Living Big: Busting Through The Fears That Keep Us Living Small


Clients hire me because they want more out of their lives. Usually they come looking because their careers have stalled or are unchallenging or they just want more juice and color in their lives. Whatever, it’s all some version of playing small—playing for mouse.

And I got it. It was my plan to pack my life with big things: Great adventures, passionate loves, ambitious projects, meaningful work, spiritual ecstasy—whatever, anything but normal.

In one part of my life, I’ve done that. In another painful lonely part, it’s been a mess.

This is the metaphor of my life. I divide life into two worlds: The first is the world of nature, things, and me by myself. The second is the world of people, connection, and relationship. In the first, I am an elephant—I march thru it unstoppable, unintimidated, ambitious, making big things happen. In the second, I am a mouse—I sneak into it, grab a few crumbs, and scurry back to the first.

World of Nature examples: Still a teenager, I stuck out my thumb, rode it to Alaska (from Philly), and lived in a cabin where winters got to 50 below. I’ve climbed mountains and canoed wilderness rivers; I’ve biked the continental divide from Alaska to Mexico, I’ve lived in Italy, written novels, and been twice around the world. The first time, overland across the Sahara, thru the jungles of Africa and then into southern and eastern Asia. The second time, alone across oceans in a small sailboat without electronics or inboard engine.

World of People examples: I purposefully chose a profession, not out of love or great ambition, but because the job market for it was hot. I became an IT engineer, though back then we called them computer programmers. I had no love for computers, wasn’t particularly good at them, but industry was screaming for programmers, which meant I didn’t have to make something happen, something would happen to me.
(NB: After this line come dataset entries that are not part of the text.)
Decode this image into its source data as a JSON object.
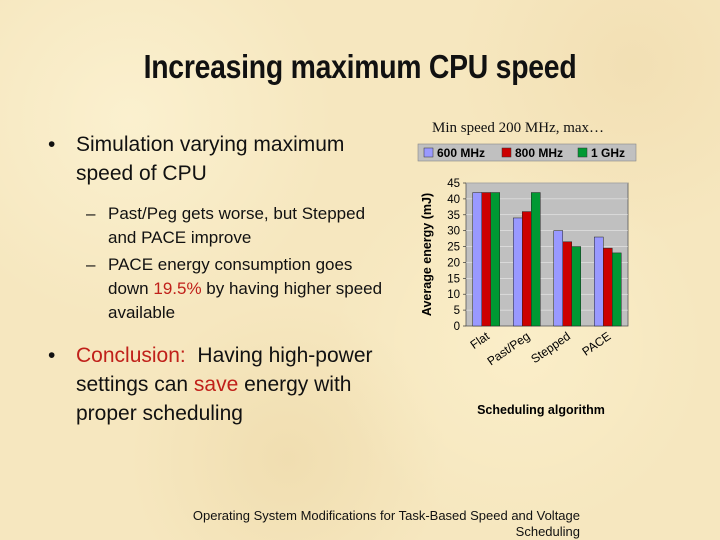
{
  "slide": {
    "title": "Increasing maximum CPU speed",
    "bullet1": "Simulation varying maximum speed of CPU",
    "sub1": "Past/Peg gets worse, but Stepped and PACE improve",
    "sub2_before": "PACE energy consumption goes down ",
    "sub2_highlight": "19.5%",
    "sub2_after": " by having higher speed available",
    "bullet2_highlight": "Conclusion:",
    "bullet2_mid": "  Having high-power settings can ",
    "bullet2_highlight2": "save",
    "bullet2_after": " energy with proper scheduling",
    "chart_caption": "Min speed 200 MHz, max…",
    "footer": "Operating System Modifications for Task-Based Speed and Voltage Scheduling",
    "bullet_glyph": "•",
    "dash_glyph": "–",
    "highlight_color": "#c0201a"
  },
  "chart_data": {
    "type": "bar",
    "title": "",
    "xlabel": "Scheduling algorithm",
    "ylabel": "Average energy (mJ)",
    "categories": [
      "Flat",
      "Past/Peg",
      "Stepped",
      "PACE"
    ],
    "series": [
      {
        "name": "600 MHz",
        "color": "#9999ff",
        "values": [
          42,
          34,
          30,
          28
        ]
      },
      {
        "name": "800 MHz",
        "color": "#cc0000",
        "values": [
          42,
          36,
          26.5,
          24.5
        ]
      },
      {
        "name": "1 GHz",
        "color": "#009933",
        "values": [
          42,
          42,
          25,
          23
        ]
      }
    ],
    "ylim": [
      0,
      45
    ],
    "yticks": [
      0,
      5,
      10,
      15,
      20,
      25,
      30,
      35,
      40,
      45
    ],
    "grid": true,
    "legend": "top",
    "plot_background": "#c0c0c0"
  }
}
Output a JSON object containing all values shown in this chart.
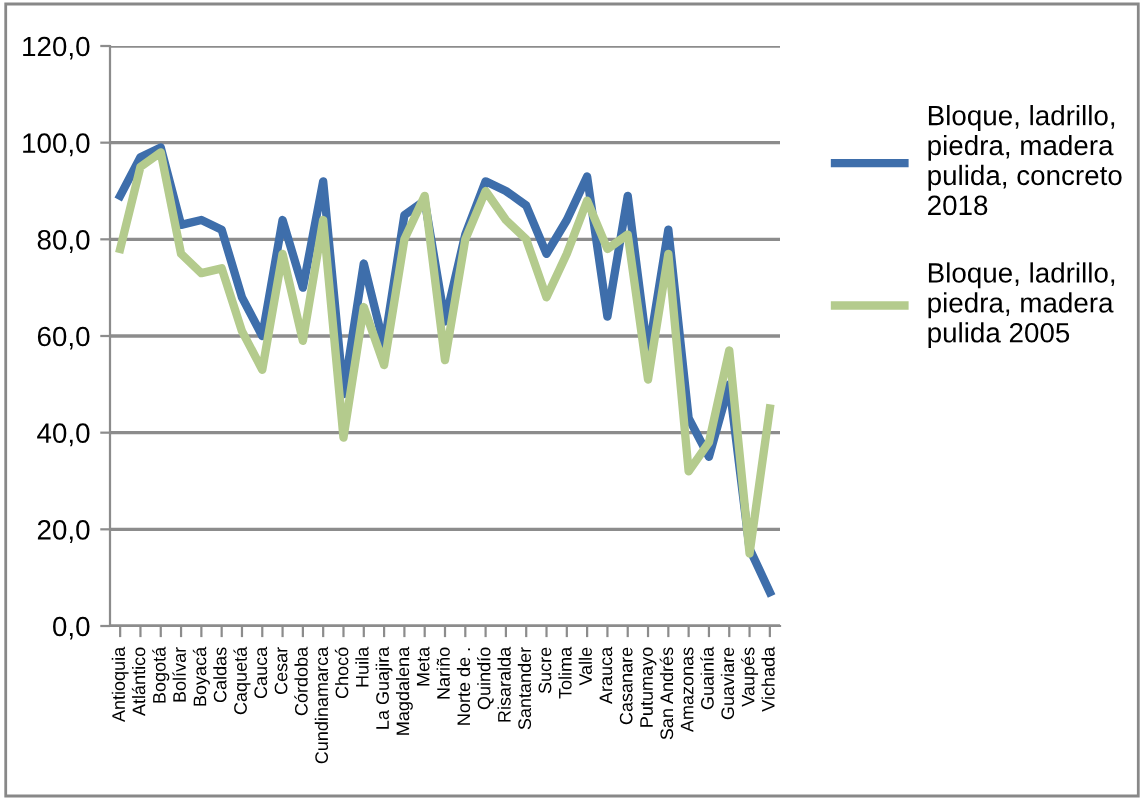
{
  "chart_data": {
    "type": "line",
    "categories": [
      "Antioquia",
      "Atlántico",
      "Bogotá",
      "Bolívar",
      "Boyacá",
      "Caldas",
      "Caquetá",
      "Cauca",
      "Cesar",
      "Córdoba",
      "Cundinamarca",
      "Chocó",
      "Huila",
      "La Guajira",
      "Magdalena",
      "Meta",
      "Nariño",
      "Norte de .",
      "Quindío",
      "Risaralda",
      "Santander",
      "Sucre",
      "Tolima",
      "Valle",
      "Arauca",
      "Casanare",
      "Putumayo",
      "San Andrés",
      "Amazonas",
      "Guainía",
      "Guaviare",
      "Vaupés",
      "Vichada"
    ],
    "series": [
      {
        "name": "Bloque, ladrillo, piedra, madera pulida, concreto 2018",
        "color": "#3e6eab",
        "values": [
          89,
          97,
          99,
          83,
          84,
          82,
          68,
          60,
          84,
          70,
          92,
          48,
          75,
          58,
          85,
          88,
          63,
          81,
          92,
          90,
          87,
          77,
          84,
          93,
          64,
          89,
          56,
          82,
          43,
          35,
          50,
          16,
          7
        ]
      },
      {
        "name": "Bloque, ladrillo, piedra, madera pulida 2005",
        "color": "#b4cb8d",
        "values": [
          78,
          95,
          98,
          77,
          73,
          74,
          61,
          53,
          77,
          59,
          84,
          39,
          66,
          54,
          80,
          89,
          55,
          80,
          90,
          84,
          80,
          68,
          77,
          88,
          78,
          81,
          51,
          77,
          32,
          38,
          57,
          15,
          45
        ]
      }
    ],
    "ylim": [
      0,
      120
    ],
    "yticks": [
      {
        "value": 0,
        "label": "0,0"
      },
      {
        "value": 20,
        "label": "20,0"
      },
      {
        "value": 40,
        "label": "40,0"
      },
      {
        "value": 60,
        "label": "60,0"
      },
      {
        "value": 80,
        "label": "80,0"
      },
      {
        "value": 100,
        "label": "100,0"
      },
      {
        "value": 120,
        "label": "120,0"
      }
    ],
    "grid": "y",
    "legend": "right",
    "marker": "none",
    "line_style": "solid"
  }
}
Programmer humiliated me. I’d promised myself rock star (jazz trumpet, actually), president, superhero and instead, I made myself a dweeb. But programming was perfect for a mouse. Easiest way to check into that other world, make a few bucks, and check out again.

Playing a small life pissed me off.

At 34, I committed to kicking my mousehood. I leapt into the fray. The next decade, as you might suspect, was a catastrophe. I sallied into a war with myself and discovered that the bad guys have all the ammo.

Then one day, eleven years later, brutalized and near annihilated by my mouse, I stumbled into a coaching program. Three days later, I was doing un-mouse-like things. They weren’t elephant-like things, but whatever, something had moved. Therapy, self-help books, gritting your teeth and just doing it, beating yourself up, meditating, whining, blaming my parents: None of that had worked for me. But three days of heavy-duty coaching showed me a path out.

I didn’t stay around and walk that path though; I headed back to Alaska. I did things I couldn’t do before: I ran an environmental group, faced down senators and governors, and walked into the belly of the beast—people who loathed me. But I was still constrained, still straight-jacketed by my own limitations and fears, still pounding my head bloody against the walls of myself. Finally, I’d had enough. I pulled up stakes, headed to New York City, and threw myself into coaching—first as coachee and participant; then as a coach.

I have been held at the point of an AK-47 in Niger, run surging glacier-fed rivers in a sliver of a canoe, been knocked down by a storm in the Tasman sea and none of that stuff was as scary as my five years in NYC. There were nights I lay in bed staring at the ceiling in the gray sickly light of the city, filled with dread for the next day—making a phone call, telling someone something they weren’t going to like, standing for myself, busting through someone else’s “no.”

The fears that we have in our heads, the fears that could never draw literal blood, that could never cause us physical harm, paralyze us the most. It is these fears that keep us living small and mouse-like.

Five years of intense coaching in NYC busted up those fears for me. To be clear, they’re not gone, but they don’t keep me small like they once did. What I can do now that I couldn’t do before? Be straight, be present, be real, and love.